8 January: Reckon, a US news organisation that covers “reckonings in America” including via climate justice, racial justice, queer issues and trans rights, is shutting down with the loss of a reported 11 jobs.

Nieman Lab’s Sarah Scire said Reckon’s “Black Joy brand, newsletter and two associated employees will be moved to New Jersey Advance Media”.

Reckon and New Jersey Advance Media are both part of Advance Local, with the same ultimate owner as Conde Nast.

Reckon began life in the AJ.com newsroom in Alabama in 2017 before becoming its own brand with ambitions to be a national newsroom “centering stories of people traditionally boxed out of mainstream outlets”. A number of people were laid off just under a year ago.

Huffpost – More than 30 people

7 January: Huffpost plans to cut more than 30 editorial roles “due to ongoing and growing challenges to our business”, editor-in-chief Danielle Belton has told staff.

Some desks in the newsroom may be offered voluntary buyout packages and more information will be given in the coming days, Belton said.

Update: Two days later, Belton said she would leave the newsroom herself on 31 January as part of the cut to staff numbers.

She wrote in a note to staff: “Due to the fragilities of our industry and how they’re impacting Huffpost, I announced Tuesday that there will be a significant staff reduction in our newsroom. This decision was not made lightly. We unfortunately have to do this to right-size our business so Huffpost can survive this challenging time.

“No part of the newsroom is immune from this. Even me… This decision was difficult, yet obvious for me. Huffpost leadership made no decision to cut staff lightly, and in hopes of saving some roles, I knew I would face eliminating my own. I could not, in good faith, ask others to make this difficult decision without doing the same.”

She added that the company needs to decide “what next steps to take with the editor-in-chief role”.

The Washington Post – Fewer than 100 people

7 January: The Washington Post is cutting around 4% of its workforce, amounting to fewer than 100 people across its business divisions.

Some 73 people in the advertising department, the worst affected, were reportedly let go. Marketing and IT teams were also hit.

The Daily Beast reported that six people from the Post’s PR department were laid off, with four people remaining. Staff were told the paper “will stop the dedicated practice of publicity for our journalism across broadcast and traditional media outlets” and will focus instead on promoting its talent.

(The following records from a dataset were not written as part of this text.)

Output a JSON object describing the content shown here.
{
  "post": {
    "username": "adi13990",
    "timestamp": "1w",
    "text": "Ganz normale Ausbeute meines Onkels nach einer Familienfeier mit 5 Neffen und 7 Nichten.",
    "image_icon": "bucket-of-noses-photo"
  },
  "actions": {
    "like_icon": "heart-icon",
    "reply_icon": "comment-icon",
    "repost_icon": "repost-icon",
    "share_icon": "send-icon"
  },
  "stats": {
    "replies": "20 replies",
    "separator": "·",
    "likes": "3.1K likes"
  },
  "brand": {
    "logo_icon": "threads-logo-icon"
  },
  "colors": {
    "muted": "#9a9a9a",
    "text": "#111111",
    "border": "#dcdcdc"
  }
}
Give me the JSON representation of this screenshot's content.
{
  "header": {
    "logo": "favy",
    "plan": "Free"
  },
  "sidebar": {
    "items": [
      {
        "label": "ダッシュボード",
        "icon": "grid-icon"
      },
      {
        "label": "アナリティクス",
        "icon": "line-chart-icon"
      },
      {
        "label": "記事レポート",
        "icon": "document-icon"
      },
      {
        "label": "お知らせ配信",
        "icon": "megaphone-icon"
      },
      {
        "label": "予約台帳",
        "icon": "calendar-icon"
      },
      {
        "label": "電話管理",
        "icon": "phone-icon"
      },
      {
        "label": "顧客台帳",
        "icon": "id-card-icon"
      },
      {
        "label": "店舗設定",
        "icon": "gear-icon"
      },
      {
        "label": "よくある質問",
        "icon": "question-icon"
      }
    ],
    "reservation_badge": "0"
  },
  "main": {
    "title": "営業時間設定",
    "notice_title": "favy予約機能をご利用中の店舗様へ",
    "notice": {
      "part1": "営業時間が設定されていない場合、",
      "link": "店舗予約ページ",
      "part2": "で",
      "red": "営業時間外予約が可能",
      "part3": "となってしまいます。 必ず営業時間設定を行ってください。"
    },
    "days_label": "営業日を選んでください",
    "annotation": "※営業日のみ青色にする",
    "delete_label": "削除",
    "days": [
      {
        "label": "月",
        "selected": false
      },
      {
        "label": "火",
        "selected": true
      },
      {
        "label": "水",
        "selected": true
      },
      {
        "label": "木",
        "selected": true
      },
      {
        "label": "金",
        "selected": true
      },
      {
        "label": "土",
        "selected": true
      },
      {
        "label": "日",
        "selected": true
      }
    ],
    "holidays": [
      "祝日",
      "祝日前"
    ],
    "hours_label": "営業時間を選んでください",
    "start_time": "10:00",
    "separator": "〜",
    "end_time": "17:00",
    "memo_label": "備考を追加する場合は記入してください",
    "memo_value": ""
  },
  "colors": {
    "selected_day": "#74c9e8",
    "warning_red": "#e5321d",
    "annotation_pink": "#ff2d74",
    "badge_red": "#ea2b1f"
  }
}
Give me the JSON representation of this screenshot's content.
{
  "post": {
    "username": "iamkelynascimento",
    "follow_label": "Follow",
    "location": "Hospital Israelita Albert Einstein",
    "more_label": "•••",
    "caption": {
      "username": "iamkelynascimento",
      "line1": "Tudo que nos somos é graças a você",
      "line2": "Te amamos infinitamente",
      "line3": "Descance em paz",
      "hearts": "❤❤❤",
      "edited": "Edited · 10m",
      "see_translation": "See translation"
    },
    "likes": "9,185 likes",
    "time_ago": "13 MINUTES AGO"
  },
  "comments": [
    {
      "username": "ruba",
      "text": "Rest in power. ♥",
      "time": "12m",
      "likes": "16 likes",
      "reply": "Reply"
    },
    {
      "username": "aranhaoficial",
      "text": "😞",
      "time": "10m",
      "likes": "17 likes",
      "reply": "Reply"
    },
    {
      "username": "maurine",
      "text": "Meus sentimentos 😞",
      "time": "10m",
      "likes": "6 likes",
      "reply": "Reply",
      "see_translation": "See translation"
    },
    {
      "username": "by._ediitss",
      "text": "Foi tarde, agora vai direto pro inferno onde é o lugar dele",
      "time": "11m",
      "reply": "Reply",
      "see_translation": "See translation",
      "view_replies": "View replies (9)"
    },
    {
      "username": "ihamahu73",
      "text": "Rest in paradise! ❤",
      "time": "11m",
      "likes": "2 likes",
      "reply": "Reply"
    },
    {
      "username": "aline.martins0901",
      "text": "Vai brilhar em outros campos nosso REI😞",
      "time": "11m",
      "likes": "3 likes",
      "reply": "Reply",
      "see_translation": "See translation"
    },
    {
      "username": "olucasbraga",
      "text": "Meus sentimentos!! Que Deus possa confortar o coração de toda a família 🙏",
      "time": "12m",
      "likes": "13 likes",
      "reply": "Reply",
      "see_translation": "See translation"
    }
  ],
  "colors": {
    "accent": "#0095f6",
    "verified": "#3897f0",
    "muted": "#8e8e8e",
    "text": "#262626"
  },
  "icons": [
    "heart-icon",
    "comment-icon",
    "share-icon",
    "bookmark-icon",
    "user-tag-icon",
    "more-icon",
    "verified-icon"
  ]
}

“We need our journalism to be accessed at an even greater rate and we no longer believe traditional outreach is the way to get us there,” chief communications officer Kathy Baird said in a memo to staff.

The newsroom was not affected. The Post last cut its number of journalists in 2023 when it made 240 voluntary buyouts.

The Post Guild, which represents newsroom staff, told its members: “This is a really, really hard time, coming after a really hard time, which came after a really hard time at the company.”

The Post said in a statement shared with The New York Times: “The Washington Post is continuing its transformation to meet the needs of the industry, build a more sustainable future and reach audiences where they are. Changes across our business functions are all in service of our greater goal to best position The Post for the future.”

An internal memo said the Post is “redefining how we approach client partnerships and advertising to move us beyond the traditional ways we’ve worked”.

In September the Post cut 54 people (25%) from its publishing software arm Arc XP.